United Nations Independent Expert on the enjoyment of all human rights by older persons
- In office May 2014 – May 2020
- Succeeded by: Claudia Mahler

Personal details
- Occupation: Civil servant

= Rosa Kornfeld-Matte =

Rosa Kornfeld-Matte is a Chilean civil servant. She was the first United Nations Independent Expert on the enjoyment of all human rights by older persons, from May 2014 until May 2020.

==Life==
Kornfeld-Matte was the National Director of the Chilean National Service of Ageing (Servicio Nacional del Adulto Mayor SENEMA). She created the Pontifical Catholic University of Chile's programme for older people.

The proposal to create an Independent Expert on the enjoyment of all human rights by older persons was agreed by the Office of the United Nations High Commissioner for Human Rights in 2013. Kornfeld-Matte was chosen to be the first holder of this volunteer position in 2014. Her first report was published in 2015 and it focussed on autonomy and care.

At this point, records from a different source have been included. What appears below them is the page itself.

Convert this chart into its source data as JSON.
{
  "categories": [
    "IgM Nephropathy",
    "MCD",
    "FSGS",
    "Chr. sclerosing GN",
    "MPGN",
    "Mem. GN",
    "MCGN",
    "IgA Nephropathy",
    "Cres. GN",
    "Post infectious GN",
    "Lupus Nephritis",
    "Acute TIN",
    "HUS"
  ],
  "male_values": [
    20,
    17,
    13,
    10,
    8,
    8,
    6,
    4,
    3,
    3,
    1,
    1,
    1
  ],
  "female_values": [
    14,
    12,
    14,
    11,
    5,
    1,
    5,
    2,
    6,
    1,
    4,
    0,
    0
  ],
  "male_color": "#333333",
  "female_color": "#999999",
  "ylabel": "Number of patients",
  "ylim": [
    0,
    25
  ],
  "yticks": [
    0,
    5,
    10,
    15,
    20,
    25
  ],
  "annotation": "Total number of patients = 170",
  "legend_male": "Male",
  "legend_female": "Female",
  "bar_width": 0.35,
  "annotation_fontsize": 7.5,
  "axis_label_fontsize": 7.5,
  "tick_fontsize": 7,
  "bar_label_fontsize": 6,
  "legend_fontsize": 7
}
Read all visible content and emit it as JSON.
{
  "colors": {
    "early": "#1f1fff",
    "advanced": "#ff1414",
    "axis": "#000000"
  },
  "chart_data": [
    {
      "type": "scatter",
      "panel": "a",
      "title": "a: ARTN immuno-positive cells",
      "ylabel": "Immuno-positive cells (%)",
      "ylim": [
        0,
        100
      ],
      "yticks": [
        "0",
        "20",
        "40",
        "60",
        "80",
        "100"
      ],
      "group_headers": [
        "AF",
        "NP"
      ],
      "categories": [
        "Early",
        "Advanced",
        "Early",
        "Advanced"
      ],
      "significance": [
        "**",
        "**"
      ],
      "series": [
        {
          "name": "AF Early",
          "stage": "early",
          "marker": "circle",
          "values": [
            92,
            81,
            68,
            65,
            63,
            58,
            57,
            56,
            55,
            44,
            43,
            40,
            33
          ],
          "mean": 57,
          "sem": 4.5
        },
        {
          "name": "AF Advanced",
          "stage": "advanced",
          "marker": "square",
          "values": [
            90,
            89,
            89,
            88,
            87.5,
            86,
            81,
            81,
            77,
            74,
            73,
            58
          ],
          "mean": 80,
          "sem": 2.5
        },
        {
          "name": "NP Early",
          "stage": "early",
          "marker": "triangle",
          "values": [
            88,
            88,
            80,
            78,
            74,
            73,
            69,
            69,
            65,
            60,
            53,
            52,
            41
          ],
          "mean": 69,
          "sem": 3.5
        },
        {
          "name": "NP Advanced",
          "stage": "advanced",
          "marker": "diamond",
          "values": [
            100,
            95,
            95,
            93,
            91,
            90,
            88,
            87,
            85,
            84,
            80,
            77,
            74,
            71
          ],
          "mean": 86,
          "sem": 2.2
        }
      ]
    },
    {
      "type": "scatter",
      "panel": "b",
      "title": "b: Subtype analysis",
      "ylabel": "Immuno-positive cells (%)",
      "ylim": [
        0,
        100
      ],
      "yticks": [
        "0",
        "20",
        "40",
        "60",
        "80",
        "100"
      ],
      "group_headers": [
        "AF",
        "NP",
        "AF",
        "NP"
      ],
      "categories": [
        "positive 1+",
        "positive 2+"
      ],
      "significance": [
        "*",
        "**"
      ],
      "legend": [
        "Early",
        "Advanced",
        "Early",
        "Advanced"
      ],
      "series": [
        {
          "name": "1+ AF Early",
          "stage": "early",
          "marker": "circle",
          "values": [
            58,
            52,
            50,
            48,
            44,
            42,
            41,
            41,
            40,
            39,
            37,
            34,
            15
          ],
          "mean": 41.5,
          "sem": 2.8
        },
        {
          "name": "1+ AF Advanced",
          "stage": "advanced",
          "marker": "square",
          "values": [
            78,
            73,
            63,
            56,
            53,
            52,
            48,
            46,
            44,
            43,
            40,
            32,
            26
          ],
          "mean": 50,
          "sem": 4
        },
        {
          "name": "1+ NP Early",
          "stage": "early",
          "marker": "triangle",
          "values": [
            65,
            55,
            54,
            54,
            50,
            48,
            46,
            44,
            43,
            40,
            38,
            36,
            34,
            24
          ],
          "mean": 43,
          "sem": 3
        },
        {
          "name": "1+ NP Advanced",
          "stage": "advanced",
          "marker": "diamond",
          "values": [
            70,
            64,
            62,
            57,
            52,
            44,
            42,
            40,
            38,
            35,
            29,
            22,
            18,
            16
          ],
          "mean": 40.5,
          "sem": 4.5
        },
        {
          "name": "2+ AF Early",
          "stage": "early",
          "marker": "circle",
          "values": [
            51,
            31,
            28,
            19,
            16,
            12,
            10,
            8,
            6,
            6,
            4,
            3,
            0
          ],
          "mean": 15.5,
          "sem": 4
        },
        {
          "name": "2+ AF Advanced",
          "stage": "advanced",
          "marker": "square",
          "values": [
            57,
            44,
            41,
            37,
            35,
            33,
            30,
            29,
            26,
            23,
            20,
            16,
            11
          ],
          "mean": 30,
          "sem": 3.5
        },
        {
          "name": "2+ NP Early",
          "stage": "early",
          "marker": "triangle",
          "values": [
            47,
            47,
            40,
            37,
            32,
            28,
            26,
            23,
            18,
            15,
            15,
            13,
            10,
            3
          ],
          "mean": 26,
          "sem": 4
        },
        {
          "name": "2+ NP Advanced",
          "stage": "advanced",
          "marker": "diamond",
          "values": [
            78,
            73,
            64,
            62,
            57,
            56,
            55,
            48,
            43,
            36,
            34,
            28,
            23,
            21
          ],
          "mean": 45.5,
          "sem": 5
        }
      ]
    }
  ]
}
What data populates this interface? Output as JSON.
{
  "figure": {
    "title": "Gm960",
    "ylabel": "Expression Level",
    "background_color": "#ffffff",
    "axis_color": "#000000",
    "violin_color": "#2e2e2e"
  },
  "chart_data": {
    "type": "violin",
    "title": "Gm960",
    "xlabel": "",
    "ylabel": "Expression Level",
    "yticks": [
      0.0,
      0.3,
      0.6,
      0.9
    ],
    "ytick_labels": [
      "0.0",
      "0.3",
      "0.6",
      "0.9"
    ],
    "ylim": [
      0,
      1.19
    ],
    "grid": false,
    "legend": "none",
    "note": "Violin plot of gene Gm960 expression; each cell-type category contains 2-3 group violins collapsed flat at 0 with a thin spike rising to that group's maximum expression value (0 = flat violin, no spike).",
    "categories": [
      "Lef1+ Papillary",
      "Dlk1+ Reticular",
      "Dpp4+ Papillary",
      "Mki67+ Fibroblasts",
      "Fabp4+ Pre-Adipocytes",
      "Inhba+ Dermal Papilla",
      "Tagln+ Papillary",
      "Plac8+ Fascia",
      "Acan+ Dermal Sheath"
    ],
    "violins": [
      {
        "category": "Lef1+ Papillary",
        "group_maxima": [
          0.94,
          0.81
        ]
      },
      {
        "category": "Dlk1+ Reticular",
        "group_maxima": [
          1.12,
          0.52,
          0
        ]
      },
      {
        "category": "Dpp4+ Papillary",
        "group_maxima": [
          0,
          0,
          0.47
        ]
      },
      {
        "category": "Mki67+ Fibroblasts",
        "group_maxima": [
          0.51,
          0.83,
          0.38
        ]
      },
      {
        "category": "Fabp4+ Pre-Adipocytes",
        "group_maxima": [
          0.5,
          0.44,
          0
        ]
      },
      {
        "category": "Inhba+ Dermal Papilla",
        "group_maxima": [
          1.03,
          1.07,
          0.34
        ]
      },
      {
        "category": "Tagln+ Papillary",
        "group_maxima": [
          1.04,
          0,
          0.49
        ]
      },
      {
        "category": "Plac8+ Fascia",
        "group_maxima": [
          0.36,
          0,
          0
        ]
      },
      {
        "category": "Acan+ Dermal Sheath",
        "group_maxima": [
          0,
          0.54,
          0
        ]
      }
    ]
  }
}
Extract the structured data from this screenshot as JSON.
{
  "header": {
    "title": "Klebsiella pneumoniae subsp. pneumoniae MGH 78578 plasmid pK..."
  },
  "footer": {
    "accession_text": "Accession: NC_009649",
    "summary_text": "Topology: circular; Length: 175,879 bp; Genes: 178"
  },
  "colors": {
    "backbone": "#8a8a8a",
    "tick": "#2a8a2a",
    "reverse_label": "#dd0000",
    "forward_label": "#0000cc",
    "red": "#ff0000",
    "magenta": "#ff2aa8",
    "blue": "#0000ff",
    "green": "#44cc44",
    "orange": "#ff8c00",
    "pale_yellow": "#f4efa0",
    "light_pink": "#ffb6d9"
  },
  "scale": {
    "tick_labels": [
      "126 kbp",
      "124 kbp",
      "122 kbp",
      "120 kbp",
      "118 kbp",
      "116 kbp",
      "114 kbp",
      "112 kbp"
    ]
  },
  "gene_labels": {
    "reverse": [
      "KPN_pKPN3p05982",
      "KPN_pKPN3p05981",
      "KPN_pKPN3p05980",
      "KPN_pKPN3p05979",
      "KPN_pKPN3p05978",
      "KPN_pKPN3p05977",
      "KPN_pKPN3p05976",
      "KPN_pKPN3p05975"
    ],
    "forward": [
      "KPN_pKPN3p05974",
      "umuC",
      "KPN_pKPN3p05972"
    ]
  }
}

In 2020 she achieved an ambition when she was invited to make an official visit to New Zealand. Kornfeld-Matte was expecting to be impressed by the way the country cared for their elder citizens. This was not the case. She was surprised to find that many found their pension too small to live on easily and in particular elderly Māori people struggled. Statistics showed that Māori people had a life expectancy that was six years shorter than their peers.

She completed her six-year term as a UN Expert in 2020. She was succeeded by Claudia Mahler from Austria. Chile launched a programme for the decade in 2020 to improve the lot of the elderly.